Umega Chaturanga

Personal information
- Full name: Jasinthuliyana Umega Chaturanga
- Born: 3 June 1984 Galle, Sri Lanka
- Batting: Left-handed
- Bowling: Slow left-arm orthodox
- Role: Bowler

Domestic team information
- 2005–2013: Galle
- 2009–2015: Moors
- 2010/11: Singha
- 2017/18: Negombo
- 2018/19: Air Force
- 2019–2023: Kandy Customs

Career statistics
| Competition | FC | LA | T20 |
| Matches | 59 | 38 | 14 |
| Runs scored | 689 | 156 | 23 |
| Batting average | 13.00 | 8.21 | 11.50 |
| 100s/50s | 0/2 | 0/0 | 0/0 |
| Top score | 56 | 26* | 12* |
| Balls bowled | 10,831 | 1,791 | 275 |
| Wickets | 225 | 59 | 22 |
| Bowling average | 24.68 | 18.98 | 13.50 |
| 5 wickets in innings | 15 | 1 | 0 |
| 10 wickets in match | 5 | – | – |
| Best bowling | 9/47 | 6/24 | 4/10 |
| Catches/stumpings | 21/– | 5/– | 1/– |
- Source: CricketArchive, 30 November 2022

= Umega Chaturanga =

Sri Lankan cricketer (born 1984)

Jasinthuliyana Umega Chaturanga (born 3 June 1984) is a Sri Lankan first-class cricketer who currently plays for Kandy Customs Sports Club. He has formerly played for the Galle, Moors, Negombo, Singha and Air Force clubs, having made his first-class debut playing for Galle in January 2006. He was born in Galle.
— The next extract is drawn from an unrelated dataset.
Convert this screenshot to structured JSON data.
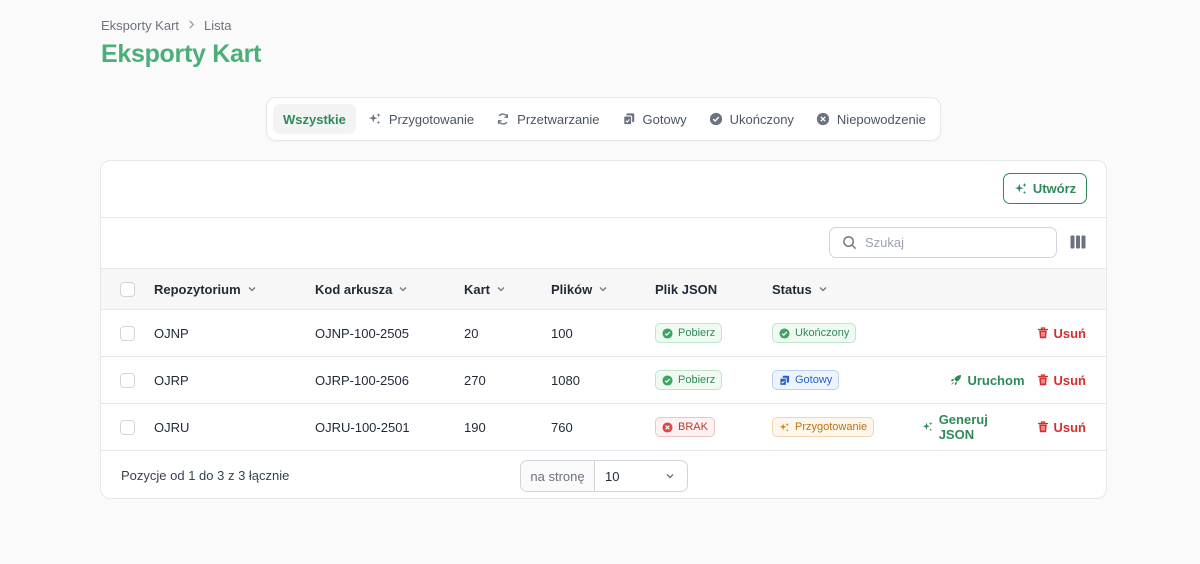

Chaturanga is a slow left-arm orthodox bowler who has played in 59 first-class matches to the end of the 2022–23 edition of the Major League Tournament in November 2022. He has taken 225 wickets at an average of 24.68 runs per wicket. He has taken five wickets in an innings 15 times with best figures of 9/47. He has achieved ten wickets in a match five times with a best return of 16/100. Chaturanga bats left-handed as a tail-ender. He has scored 689 first-class runs at an average of 13.00 runs per completed innings with a highest score of 56 as one of two half-centuries. Generally an outfielder, he has held 21 career catches.

==Cricket career==
Chaturanga achieved his best bowling performance on 25–27 March 2011 when he played for Singha Sports Club against Antonians Sports Club in a Premier Trophy match at the Kadirana Cricket Ground in Gampaha. Singha won the toss and chose to bat first. They were all out for 180 and Antonians were 89/4 at close of play on the first day, Chaturanga having taken two wickets. Antonians were all out for 140 on the second morning after Chaturanga took 7/53. With a first innings lead of 40, Singha batted again and were all out after the tea break for 186, leaving Antonians with a target of 227 to win. As a tail-ender, Chaturanga had batted last in each innings, scoring 9* and 7*. At close of play on the second day, Antonians had scored 19/3, all three wickets falling to Chaturanga. On the last morning, he completed his demolition of the Antonians batting by taking six of the remaining seven wickets for a career-best return of 9/47 in 17.3 overs, a match performance of 16/100 in 39.1 overs.

Chaturanga made his Twenty20 debut for Negombo Cricket Club in the 2017–18 SLC Twenty20 Tournament on 24 February 2018.